Less than half of North Carolina voters said they have confidence that the national vote count will be fair and accurate in the 2024 election, as found by a poll conducted by Elon Poll in partnership with The Charlotte Observer, The News & Observer and The Durham Herald-Sun. This is a major decrease from the 2020 poll, where 69% of voters were confident in the election process. 

Jason Husser, director of the Elon Poll, said the lack of confidence in the integrity of elections is a new phenomenon.

“We're at a moment in American history that is quite challenging,” Husser told Elon News Network. “We have a sort of historical outlier pattern in which we're a highly divided time where people are very suspicious of institutions and formal processes, and that's being reflected in this data about people's concerns about election accuracy.”

The poll was fielded by YouGov, an international marketing and polling firm, who interviewed 1,095 registered North Carolina voters and reduced the sample to 800. The survey was conducted Aug. 2 to 9 — after Vice President Kamala Harris replaced President Joe Biden on the Democratic ticket just before the Democratic National Convention

This is the first of four total polls the organization is planning for this election season — three before the election and one after. Elon Poll has been operating for 24 years now, according to Husser. Over the years of operation, the method for polling has changed from calling to email.

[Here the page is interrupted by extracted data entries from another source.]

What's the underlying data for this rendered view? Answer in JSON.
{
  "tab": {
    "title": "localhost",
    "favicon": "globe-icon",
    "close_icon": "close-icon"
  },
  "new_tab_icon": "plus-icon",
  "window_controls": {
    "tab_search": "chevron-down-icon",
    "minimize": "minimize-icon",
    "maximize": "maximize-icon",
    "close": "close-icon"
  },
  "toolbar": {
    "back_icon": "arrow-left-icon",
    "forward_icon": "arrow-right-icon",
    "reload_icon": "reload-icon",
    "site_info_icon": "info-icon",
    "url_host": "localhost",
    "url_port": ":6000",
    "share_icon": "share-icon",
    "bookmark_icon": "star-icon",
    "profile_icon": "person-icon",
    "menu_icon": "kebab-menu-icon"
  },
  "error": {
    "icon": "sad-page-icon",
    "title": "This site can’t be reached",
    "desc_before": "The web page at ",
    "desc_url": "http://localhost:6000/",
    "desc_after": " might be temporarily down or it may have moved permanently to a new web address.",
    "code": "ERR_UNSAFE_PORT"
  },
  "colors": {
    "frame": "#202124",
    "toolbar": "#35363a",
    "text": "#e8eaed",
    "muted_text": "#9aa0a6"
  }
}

“We're recruiting people through various networks and fairly complex means of trying to get a group of voters that end up looking like the state as a whole, in terms of a number of different demographic characteristics,” Husser said.

Husser said polling is extremely important for voters and candidates alike. 

“Elections don't really tell you what people want in terms of various issues and what they really want in terms of their elected leaders to do,” Husser said. “What polls do is give voters, as well as politicians, reliable data, depending on what you talk about. What do people want on the very many different decisions that those elected officials are going to be making?”

Husser said Elon Poll asks similar questions over the years to compare different statistics over time. The questions come from different events on the news and social media. 

“We take a look at various social media conversations, what are people talking about in terms of the election?” Husser said. “We get a sense of what are the issues that are being talked about by politicians, and then we try to come up with a set of questions that contribute to those conversations, where we can be a part of people's conversations, not imposing conversations on people.”

National

Not only are North Carolina voters concerned about the integrity of the election, 73% of voters said they are very or somewhat concerned about political violence after the election or around the inauguration. This is just under the 74% reported in 2020. 

The Elon Poll also found that former President Donald Trump and Harris are very close in the polls — 46% for Trump and 44% for Harris. 

Around 67% of voters said the Biden administration is responsible for the current state of the economy. 

State

For the governor race, voters think more favorably of Democrat Josh Stein — 44% — than Republican Mark Robinson — 30%.


The state’s economy is an extremely or very important issue to 90% of voters, and 78% of voters said inflation has negatively impacted their family in the past six months. 

The poll also found that around 44% of voters said North Carolina should decrease restrictions on abortion that were passed in 2023.